Why This Blog Post Won't Change You

I’m inviting you into a paradox of sorts.  I’m going to use a blog to try to convince you that blogs are mostly ineffective.

When we launched our new website, a priority was for the site to be a resource.  Toward that end, I agreed to start “blogging” on a regular basis.  I must admit that I have enjoyed writing for a blog more than I expected, and I have been amazed at just how far reaching this platform is.  I still don’t read blogs (not because I’m a snob, but because I have no time), but I certainly have grown to appreciate this modern form of communication.  I guess you could say I have been pleasantly surprised by blogging.

At the same time, I see more clearly the failures of this cyber-culture.  I’m sure you are familiar with the many critiques—the loss of true community, everyone with a computer has become and expert, the dumbing down effect, and so forth.  But there is an unforeseen failure that nobody seems to be noticing.  Blogs do little for you.  Or to put it more accurately, blogs do little to you.

How are you changed as a human being?  That is a huge question.  I’m assuming every person reading this wants to be different than you currently are.  How does that happen?  The crucial flaw of our modern world is that change takes place through the dissemination of information and apprehension of ideas.  In other words, the best way to change you is to cognitively instruct you.  This is a woefully reductionist view of the human person.  We are not just minds.  In fact we are not primarily minds; we are primarily lovers.

The Augustinian view of man, and I believe the Biblical view of man, is that we are desirous creatures compelled by our loves.  To use the language of the Bible, fundamentally we are worshipers.  It is what we desire that determines the people we are.  Certainly our cognition influences our desires, but not as much as you might think.

Why is there such a disconnect between your opinions and behavior?  Everyone reading this believes that you should eat healthy and exercise.  Nobody thinks these things are bad for you.  Well if this is your belief then why don’t you do it?  Simply put, this is not your compelling desire.  Even more simply put, it is not what you want to do.  You desire T.V. and doughnuts.  So you watch T.V. and eat doughnuts even though you have been convinced that it would be better for you to exercise and eat healthy.
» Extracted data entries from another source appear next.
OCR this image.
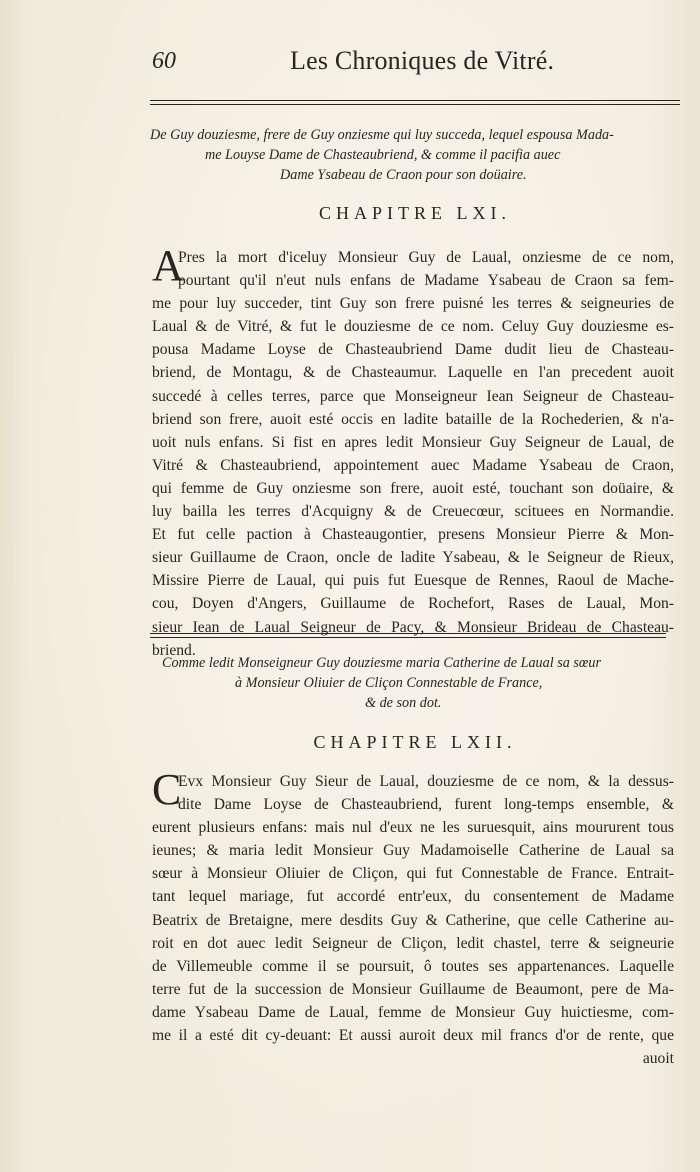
60	Les Chroniques de Vitré.
De Guy douziesme, frere de Guy onziesme qui luy succeda, lequel espousa Mada-
me Louyse Dame de Chasteaubriend, & comme il pacifia auec
Dame Ysabeau de Craon pour son doüaire.
CHAPITRE LXI.
A
Pres la mort d'iceluy Monsieur Guy de Laual, onziesme de ce nom,
pourtant qu'il n'eut nuls enfans de Madame Ysabeau de Craon sa fem-
me pour luy succeder, tint Guy son frere puisné les terres & seigneuries de
Laual & de Vitré, & fut le douziesme de ce nom. Celuy Guy douziesme es-
pousa Madame Loyse de Chasteaubriend Dame dudit lieu de Chasteau-
briend, de Montagu, & de Chasteaumur. Laquelle en l'an precedent auoit
succedé à celles terres, parce que Monseigneur Iean Seigneur de Chasteau-
briend son frere, auoit esté occis en ladite bataille de la Rochederien, & n'a-
uoit nuls enfans. Si fist en apres ledit Monsieur Guy Seigneur de Laual, de
Vitré & Chasteaubriend, appointement auec Madame Ysabeau de Craon,
qui femme de Guy onziesme son frere, auoit esté, touchant son doüaire, &
luy bailla les terres d'Acquigny & de Creuecœur, scituees en Normandie.
Et fut celle paction à Chasteaugontier, presens Monsieur Pierre & Mon-
sieur Guillaume de Craon, oncle de ladite Ysabeau, & le Seigneur de Rieux,
Missire Pierre de Laual, qui puis fut Euesque de Rennes, Raoul de Mache-
cou, Doyen d'Angers, Guillaume de Rochefort, Rases de Laual, Mon-
sieur Iean de Laual Seigneur de Pacy, & Monsieur Brideau de Chasteau-
briend.
Comme ledit Monseigneur Guy douziesme maria Catherine de Laual sa sœur
à Monsieur Oliuier de Cliçon Connestable de France,
& de son dot.
CHAPITRE LXII.
C
Evx Monsieur Guy Sieur de Laual, douziesme de ce nom, & la dessus-
dite Dame Loyse de Chasteaubriend, furent long-temps ensemble, &
eurent plusieurs enfans: mais nul d'eux ne les suruesquit, ains moururent tous
ieunes; & maria ledit Monsieur Guy Madamoiselle Catherine de Laual sa
sœur à Monsieur Oliuier de Cliçon, qui fut Connestable de France. Entrait-
tant lequel mariage, fut accordé entr'eux, du consentement de Madame
Beatrix de Bretaigne, mere desdits Guy & Catherine, que celle Catherine au-
roit en dot auec ledit Seigneur de Cliçon, ledit chastel, terre & seigneurie
de Villemeuble comme il se poursuit, ô toutes ses appartenances. Laquelle
terre fut de la succession de Monsieur Guillaume de Beaumont, pere de Ma-
dame Ysabeau Dame de Laual, femme de Monsieur Guy huictiesme, com-
me il a esté dit cy-deuant: Et aussi auroit deux mil francs d'or de rente, que
auoit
Or to press in even further for us as Christians, do you really need another Sunday school lesson to convince you that looking at pornography is bad?  Do you need me to write a blog post to convince you that gossip is not fitting the people of God?  Perhaps it would help, but I’m assuming that you have already been convinced.  So why are so many enthralled by porn and gossip?  It is because people are not cognitive machines that just need to be re-programed with new data.  People are complex image bearer of God constrained by desires.

So what’s my point in all this?  The blog and social media world that we now inhabit is simply perpetuating the lie that we are changed by new information.  The Internet is nothing more than one big information exchange.  All a blog can do is disseminate ideas.  All a tweet can do is share an idea.  But if what I’m saying is true, then that is not what you need.

Now I recognize the utter irony of using a blog post to tell you that blog posts are not what you need.  So yes, clearly you cannot escape the cognitive.  But the point we desperately need to realize is that we are not exclusively cognitive beings.  In fact we are not primarily cognitive beings.  We are fully orbed human beings who think, feel, and act, and each of these three things have profound impact on what we worship and love.

This is why I love our third value at TCPC, “A commitment to God’s Word that engages the mind, nurtures the heart, and transforms lives.”  Notice the prominence of the head, heart, hands motif in that commitment.  As we discuss what discipleship will look like at TCPC (and yes those discussion are happening!), one of our priorities is that our discipleship take on the form of our Lord’s discipleship, which involved teaching but was not exclusive to teaching.  It was a training that considered the whole of the person.

So what form does discipleship like this take?  That is what the leadership of TCPC is discussing.  But one thing is for sure,  it won’t fit on a blog.